For months now, the sounds of protest and anger have rung out across Colombo, Sri Lanka’s largest city. Every day, along the city’s seafront promenade of Galle Face, people have gathered in their tens of thousands to rage against the government for plunging the country into its worst financial crisis in modern history.
But 200 miles north, in the district of Mullaitivu, the streets are silent. The economic crisis has hit Sri Lanka’s Tamil minority, who are concentrated in the north and eastern provinces, as hard as those in the south; the fishermen here say they are already starving. But they will also tell you that protesting is a privilege in Sri Lanka – one they have never been afforded.
“If we staged a protest here like they are doing in Galle Face, they would shoot us dead,” said Ravikaran Thurairajah, 58, a former councillor from Mullaitivu who has been arrested 14 times for his involvement in local peaceful demonstrations. “We respect their struggle, but we don’t see our struggles represented there.”
It was 13 years ago that Sri Lanka’s three-decade civil war between the Tamil separatist militant group, the Liberation Tigers of Tamil Eelam (LTTE) – commonly known as the Tamil Tigers – and the Sri Lankan military came to a bloody end in this district.
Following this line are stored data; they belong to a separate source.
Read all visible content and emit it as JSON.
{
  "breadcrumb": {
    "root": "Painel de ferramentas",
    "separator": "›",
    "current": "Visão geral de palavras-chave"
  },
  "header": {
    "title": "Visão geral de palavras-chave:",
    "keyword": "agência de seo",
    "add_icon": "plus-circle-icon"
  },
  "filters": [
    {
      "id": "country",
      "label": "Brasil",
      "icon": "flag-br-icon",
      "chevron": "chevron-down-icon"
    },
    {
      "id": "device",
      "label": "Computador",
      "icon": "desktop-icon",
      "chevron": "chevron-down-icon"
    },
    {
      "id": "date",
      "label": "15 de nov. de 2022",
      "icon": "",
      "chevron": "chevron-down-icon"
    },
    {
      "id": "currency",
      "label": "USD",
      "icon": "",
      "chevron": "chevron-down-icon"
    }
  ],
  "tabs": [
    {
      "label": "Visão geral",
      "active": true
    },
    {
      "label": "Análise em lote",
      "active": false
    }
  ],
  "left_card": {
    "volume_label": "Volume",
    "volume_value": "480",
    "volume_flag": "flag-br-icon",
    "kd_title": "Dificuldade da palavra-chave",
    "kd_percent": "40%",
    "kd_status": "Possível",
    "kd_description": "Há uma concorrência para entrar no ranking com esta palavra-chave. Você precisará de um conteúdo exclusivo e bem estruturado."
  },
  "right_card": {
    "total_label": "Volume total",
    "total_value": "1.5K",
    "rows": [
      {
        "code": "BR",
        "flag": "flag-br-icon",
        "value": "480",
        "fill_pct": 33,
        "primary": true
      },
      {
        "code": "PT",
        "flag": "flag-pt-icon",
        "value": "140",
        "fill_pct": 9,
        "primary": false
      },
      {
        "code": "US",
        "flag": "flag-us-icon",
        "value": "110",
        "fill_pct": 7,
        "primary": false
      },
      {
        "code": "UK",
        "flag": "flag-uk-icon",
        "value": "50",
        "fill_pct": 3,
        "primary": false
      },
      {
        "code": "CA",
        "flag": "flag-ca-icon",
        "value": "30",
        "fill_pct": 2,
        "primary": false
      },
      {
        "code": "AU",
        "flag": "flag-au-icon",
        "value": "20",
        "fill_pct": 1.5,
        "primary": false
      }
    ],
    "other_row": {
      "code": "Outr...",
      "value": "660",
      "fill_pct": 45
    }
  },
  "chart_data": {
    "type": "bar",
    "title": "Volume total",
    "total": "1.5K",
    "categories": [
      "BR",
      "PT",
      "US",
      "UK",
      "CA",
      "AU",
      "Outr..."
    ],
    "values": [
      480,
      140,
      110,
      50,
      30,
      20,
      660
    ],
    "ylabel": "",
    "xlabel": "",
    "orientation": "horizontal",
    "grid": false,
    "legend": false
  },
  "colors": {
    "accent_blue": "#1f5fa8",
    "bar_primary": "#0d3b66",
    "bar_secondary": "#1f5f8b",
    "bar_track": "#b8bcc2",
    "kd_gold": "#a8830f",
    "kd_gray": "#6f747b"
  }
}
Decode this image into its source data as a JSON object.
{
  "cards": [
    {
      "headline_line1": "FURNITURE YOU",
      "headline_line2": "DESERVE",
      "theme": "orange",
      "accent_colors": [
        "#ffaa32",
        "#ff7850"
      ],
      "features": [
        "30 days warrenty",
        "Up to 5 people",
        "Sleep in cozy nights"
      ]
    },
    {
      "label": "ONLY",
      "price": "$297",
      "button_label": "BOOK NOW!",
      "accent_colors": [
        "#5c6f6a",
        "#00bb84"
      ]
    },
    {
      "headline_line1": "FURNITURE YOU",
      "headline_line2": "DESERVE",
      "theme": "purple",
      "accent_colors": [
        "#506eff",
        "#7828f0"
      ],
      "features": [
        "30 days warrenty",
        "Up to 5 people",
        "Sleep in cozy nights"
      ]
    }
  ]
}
Tens of thousands lost their lives as the LTTE was defeated and up to 100,000 people, mostly Tamils, were abducted by the Sri Lankan armed forces and never seen again.
Since then, many in Mullaitivu have not stopped demanding justice, accountability and political representation for Tamils. Among them is Mariasuresh Eswari, 49, whose husband, Mariyadas, a fisher, was taken by the navy in March 2009 as he went to collect his catch. He never came back.
In a protest that has gone on for more than 3,000 days, dozens of wives and mothers have sat in a camp outside the local administrative offices, demanding the return of their loved ones or answers as to where they are. But the price these women pay is heavy.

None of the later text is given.